Angiogenesis in s.c. implanted sponges. (A) Light microscopy of hematoxylin/eosin stained sponge 8-μm sections from wild-type mice: vehicle (i) and cortisol-treated (ii) sponge (Scale bar: 400 μm) and vehicle-treated sponge at high power (iii) (Scale bar: 50 μm.) Sponges were covered with a fibroblast-rich fibrous coat and were infiltrated with inflammatory neutrophils and lymphocytes. Placebo-treated sponges alone were also infiltrated with an organized matrix and an abundance of blood vessels (black arrows). S denotes sponge matrix. (Bi) Sponges from C57Bl6J wild-type (n = 6) mice. Exposure to RU38486 or adrenalectomy (filled bars) compared with placebo or sham surgery (open bars). Results are mean ± SEM. #, P < 0.01 versus vehicle; ^*, P < 0.02 versus sham. New vessel formation was greater in RU38486-impregnated sponges or sponges from adrenalectomized mice versus their relevant controls. (Bii) Sponges from C57Bl6J wild-type (open bars, n = 12) or 11βHSD1 -/- (filled bars, n = 6) mice with and without glucocorticoids. Results are mean ± SEM. #, P < 0.001 versus corresponding vehicle. ^***, P < 0.001 for differences between wild type and 11βHSD1 -/-. Placebo-impregnated sponges exhibited an increased angiogenic response in 11βHSD1 -/- compared to wild-type mice. Cortisol inhibited angiogenesis in both strains, but cortisone inhibited angiogenesis only in wild-type mice.

Fig. 3.

Effect of injury on angiogenesis in mouse myocardium and skin. (A) Light microscopy (×50) of anti-von Willebrand factor immunostaining with fast red chromogen substrate in day 7 wild-type sham (i) and infarcted (ii) hearts. Scattered medium and large vessels were detected in sham hearts. In contrast, many more vessels were observed in the healing myocardium after infarction.

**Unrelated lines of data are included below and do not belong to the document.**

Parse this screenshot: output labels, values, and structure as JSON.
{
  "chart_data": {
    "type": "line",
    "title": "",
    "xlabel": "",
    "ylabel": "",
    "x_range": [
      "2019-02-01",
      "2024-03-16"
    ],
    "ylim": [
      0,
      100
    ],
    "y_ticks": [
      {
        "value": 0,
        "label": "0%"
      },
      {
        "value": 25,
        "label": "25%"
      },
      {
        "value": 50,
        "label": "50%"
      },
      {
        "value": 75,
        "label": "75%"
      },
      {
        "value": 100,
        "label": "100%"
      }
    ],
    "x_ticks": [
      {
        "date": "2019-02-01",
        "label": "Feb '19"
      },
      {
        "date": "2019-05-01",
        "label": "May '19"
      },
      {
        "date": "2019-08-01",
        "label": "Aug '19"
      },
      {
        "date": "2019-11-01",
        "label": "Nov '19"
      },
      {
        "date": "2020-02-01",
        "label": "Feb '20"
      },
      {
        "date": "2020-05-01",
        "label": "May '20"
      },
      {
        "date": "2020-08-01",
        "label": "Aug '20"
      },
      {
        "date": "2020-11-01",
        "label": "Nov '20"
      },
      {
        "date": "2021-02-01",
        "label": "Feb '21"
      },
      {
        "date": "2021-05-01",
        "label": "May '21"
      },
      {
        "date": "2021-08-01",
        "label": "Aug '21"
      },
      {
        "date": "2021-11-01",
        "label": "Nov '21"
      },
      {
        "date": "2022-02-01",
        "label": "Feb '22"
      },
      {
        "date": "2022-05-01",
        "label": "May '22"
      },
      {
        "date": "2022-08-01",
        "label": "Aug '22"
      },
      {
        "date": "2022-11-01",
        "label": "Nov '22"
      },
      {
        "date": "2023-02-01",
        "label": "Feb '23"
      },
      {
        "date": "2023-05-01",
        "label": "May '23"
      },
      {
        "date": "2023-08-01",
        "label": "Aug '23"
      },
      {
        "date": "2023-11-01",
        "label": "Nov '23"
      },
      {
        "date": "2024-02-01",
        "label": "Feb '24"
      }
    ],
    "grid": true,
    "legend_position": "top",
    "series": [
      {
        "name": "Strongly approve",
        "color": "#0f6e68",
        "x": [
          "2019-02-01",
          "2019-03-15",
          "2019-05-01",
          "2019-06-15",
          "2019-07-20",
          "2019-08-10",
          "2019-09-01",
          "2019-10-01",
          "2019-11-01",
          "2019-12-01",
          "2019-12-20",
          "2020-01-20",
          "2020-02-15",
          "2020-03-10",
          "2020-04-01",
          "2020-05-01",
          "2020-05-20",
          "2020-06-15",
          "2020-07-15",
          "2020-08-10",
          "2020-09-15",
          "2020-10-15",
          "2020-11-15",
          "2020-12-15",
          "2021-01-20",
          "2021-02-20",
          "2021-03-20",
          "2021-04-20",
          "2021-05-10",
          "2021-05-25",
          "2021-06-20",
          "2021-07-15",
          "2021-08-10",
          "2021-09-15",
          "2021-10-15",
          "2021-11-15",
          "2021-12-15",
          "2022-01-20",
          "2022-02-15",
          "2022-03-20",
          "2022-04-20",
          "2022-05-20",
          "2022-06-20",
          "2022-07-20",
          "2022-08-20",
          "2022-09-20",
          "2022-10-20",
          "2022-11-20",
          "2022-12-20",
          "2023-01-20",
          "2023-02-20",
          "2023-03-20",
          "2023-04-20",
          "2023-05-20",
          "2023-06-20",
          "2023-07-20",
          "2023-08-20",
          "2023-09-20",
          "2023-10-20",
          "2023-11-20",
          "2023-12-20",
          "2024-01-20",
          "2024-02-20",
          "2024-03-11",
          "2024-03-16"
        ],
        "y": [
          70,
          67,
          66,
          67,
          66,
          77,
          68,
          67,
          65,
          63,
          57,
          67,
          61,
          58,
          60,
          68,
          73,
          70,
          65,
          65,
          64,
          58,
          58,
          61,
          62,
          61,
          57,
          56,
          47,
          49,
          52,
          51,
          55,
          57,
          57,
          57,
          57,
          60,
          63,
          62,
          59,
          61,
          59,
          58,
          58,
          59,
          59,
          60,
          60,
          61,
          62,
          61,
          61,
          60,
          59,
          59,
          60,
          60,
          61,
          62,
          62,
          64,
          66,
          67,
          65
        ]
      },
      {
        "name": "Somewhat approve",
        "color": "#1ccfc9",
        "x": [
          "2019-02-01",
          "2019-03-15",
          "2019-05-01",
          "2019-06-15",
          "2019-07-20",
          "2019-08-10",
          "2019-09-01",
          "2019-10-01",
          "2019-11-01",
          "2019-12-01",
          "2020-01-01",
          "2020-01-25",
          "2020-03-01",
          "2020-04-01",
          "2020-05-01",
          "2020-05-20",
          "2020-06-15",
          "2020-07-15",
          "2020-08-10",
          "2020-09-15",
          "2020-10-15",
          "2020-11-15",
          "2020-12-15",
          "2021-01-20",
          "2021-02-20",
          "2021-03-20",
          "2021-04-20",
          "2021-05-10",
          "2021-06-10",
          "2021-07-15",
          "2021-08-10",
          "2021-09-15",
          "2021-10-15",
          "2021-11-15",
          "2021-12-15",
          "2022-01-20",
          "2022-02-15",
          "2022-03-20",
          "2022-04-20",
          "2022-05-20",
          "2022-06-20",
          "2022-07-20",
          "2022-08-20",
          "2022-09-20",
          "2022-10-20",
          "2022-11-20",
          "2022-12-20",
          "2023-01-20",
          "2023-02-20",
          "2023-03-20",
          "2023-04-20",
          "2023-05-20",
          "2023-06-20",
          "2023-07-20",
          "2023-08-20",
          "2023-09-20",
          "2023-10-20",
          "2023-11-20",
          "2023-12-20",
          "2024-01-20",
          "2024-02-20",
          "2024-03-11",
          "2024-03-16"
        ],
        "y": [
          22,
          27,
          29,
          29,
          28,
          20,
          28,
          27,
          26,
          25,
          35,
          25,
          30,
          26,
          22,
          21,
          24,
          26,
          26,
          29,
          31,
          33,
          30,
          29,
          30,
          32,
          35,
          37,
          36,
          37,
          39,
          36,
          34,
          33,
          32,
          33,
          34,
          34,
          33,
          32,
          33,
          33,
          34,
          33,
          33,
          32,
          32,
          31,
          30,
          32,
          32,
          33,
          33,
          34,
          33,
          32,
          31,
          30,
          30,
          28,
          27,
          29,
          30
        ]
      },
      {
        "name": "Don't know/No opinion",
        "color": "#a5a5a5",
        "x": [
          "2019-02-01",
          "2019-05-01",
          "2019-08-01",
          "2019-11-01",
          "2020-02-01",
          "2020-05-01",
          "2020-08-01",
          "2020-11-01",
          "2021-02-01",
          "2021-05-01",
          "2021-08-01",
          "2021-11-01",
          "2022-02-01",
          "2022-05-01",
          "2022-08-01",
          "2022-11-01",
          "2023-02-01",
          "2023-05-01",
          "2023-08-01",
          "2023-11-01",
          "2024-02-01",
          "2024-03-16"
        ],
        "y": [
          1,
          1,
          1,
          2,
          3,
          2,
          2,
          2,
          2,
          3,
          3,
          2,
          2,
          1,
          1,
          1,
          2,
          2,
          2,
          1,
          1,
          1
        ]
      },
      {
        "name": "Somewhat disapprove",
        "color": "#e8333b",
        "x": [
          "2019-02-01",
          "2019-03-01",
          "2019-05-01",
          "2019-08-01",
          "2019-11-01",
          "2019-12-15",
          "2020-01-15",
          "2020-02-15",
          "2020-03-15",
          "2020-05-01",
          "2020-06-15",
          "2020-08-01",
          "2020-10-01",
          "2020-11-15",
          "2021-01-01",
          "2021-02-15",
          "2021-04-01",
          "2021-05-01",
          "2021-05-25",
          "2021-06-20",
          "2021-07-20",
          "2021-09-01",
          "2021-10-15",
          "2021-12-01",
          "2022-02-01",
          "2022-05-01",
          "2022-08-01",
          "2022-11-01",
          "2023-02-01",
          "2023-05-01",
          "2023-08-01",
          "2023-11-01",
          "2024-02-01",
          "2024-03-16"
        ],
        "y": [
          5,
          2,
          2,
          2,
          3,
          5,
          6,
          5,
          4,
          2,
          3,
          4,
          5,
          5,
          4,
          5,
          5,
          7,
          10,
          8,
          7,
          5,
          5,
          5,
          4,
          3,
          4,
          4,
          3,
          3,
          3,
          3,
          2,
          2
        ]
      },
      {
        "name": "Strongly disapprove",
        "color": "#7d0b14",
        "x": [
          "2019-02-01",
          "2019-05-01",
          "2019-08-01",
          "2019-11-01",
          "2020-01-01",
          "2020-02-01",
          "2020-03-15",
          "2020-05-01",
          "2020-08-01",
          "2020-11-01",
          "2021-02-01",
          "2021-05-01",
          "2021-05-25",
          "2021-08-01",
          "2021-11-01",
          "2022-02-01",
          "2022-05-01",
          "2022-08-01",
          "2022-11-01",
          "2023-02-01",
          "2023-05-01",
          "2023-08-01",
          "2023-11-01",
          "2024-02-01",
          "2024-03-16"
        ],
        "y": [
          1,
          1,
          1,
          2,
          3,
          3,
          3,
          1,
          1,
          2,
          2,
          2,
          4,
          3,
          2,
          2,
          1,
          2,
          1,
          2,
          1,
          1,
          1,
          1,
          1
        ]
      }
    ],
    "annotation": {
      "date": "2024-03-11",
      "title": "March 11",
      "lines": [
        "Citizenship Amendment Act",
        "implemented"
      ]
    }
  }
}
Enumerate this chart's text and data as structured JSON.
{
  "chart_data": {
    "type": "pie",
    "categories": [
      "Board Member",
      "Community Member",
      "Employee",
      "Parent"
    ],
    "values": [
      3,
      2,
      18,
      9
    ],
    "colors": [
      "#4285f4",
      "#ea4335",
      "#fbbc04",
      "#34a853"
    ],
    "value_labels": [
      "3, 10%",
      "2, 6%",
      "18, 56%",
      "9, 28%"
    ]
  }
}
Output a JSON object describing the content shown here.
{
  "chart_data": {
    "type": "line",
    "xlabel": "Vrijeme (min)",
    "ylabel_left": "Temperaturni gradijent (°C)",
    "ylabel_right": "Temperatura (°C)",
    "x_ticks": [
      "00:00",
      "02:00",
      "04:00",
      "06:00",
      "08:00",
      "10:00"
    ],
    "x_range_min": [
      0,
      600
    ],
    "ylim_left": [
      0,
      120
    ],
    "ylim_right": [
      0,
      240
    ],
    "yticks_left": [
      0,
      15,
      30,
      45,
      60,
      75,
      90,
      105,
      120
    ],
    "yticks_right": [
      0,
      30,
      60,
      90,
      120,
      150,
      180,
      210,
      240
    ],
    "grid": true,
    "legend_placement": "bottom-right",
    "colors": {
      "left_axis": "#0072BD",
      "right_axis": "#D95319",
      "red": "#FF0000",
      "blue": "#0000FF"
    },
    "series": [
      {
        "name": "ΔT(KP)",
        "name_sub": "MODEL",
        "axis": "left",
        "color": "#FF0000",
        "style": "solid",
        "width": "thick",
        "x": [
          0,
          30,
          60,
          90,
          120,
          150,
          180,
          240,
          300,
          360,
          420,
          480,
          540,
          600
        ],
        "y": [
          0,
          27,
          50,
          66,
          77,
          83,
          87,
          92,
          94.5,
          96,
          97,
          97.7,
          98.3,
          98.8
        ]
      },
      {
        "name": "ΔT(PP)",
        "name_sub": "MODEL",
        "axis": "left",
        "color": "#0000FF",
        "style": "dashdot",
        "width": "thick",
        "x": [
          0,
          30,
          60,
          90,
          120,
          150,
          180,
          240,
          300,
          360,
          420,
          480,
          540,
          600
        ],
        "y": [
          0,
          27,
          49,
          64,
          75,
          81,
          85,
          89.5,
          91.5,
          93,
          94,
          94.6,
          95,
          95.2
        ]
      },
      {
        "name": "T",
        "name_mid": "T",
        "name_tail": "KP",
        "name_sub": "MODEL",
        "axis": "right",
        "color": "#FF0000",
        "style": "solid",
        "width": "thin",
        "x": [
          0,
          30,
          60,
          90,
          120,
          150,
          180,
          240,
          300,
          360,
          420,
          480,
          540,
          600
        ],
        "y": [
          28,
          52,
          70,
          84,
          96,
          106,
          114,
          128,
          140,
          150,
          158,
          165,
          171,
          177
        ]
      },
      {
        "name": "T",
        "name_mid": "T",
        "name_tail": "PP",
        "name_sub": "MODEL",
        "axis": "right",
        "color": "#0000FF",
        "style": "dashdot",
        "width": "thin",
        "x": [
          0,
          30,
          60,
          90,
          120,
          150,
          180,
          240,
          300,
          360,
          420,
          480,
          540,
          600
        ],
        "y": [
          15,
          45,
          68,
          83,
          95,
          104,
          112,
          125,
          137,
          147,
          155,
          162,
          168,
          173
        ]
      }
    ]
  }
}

Black arrows, vessels; lv, left ventricle, es, endocardial surface. (Scale bar: 100 μm.) (iii) Medium power (×100) light microscopy of hematoxylin/eosin staining in day-7 wild-type infarcted heart. (Scale bar: 100 μm.) (iv) High power (×400) light microscopy of anti-von Willebrand immunostaining in day-7 wild-type infarcted heart; (Scale bar: 100 μm.) The vascularity of the infarcted myocardium was increased and multiple vessels containing erythrocytes were observed (black arrows indicate vessels). (Bi) Vascularity of myocardium of wild-type mouse hearts after ligation (filled bars, n = 3-11) or sham surgery (open bars, n = 1-6). Sham-operated animals show a constant vascularity in contrast to CCL animals in which vessel counts increase with time, achieving a maximum at day 7. (Bii) Day-7 hearts from wild-type and 11βHSD1 -/- mice. Ligation (filled bars) in wild-type and 11βHSD1 -/- increased angiogenesis in comparison to sham (open bars) (wild type, n = 6 sham and n = 11 ligations; 11βHSD1-/-, n = 5 sham and n = 10 ligations). Ligations in mice that received RU38486 (dark gray bars, n = 6) induced greater myocardial angiogenesis in comparison to vehicle-treated ligated controls (light gray bars, n = 3). Results are mean ± SEM. #, P < 0.001 versus corresponding sham. ^***, P < 0.001 for differences between wild-type and 11HSD1 -/-.^*, P < 0.02 for differences between coronary artery ligated wild-type mice treated with RU38486 or vehicle. (C) Identification of blood vessels in 7-day-old cutaneous wounds from wild-type mice stained with hematoxylin/eosin (i) or an antibody against von Willebrand factor (ii). (Magnification: ×400; scale bars: 100 μm.)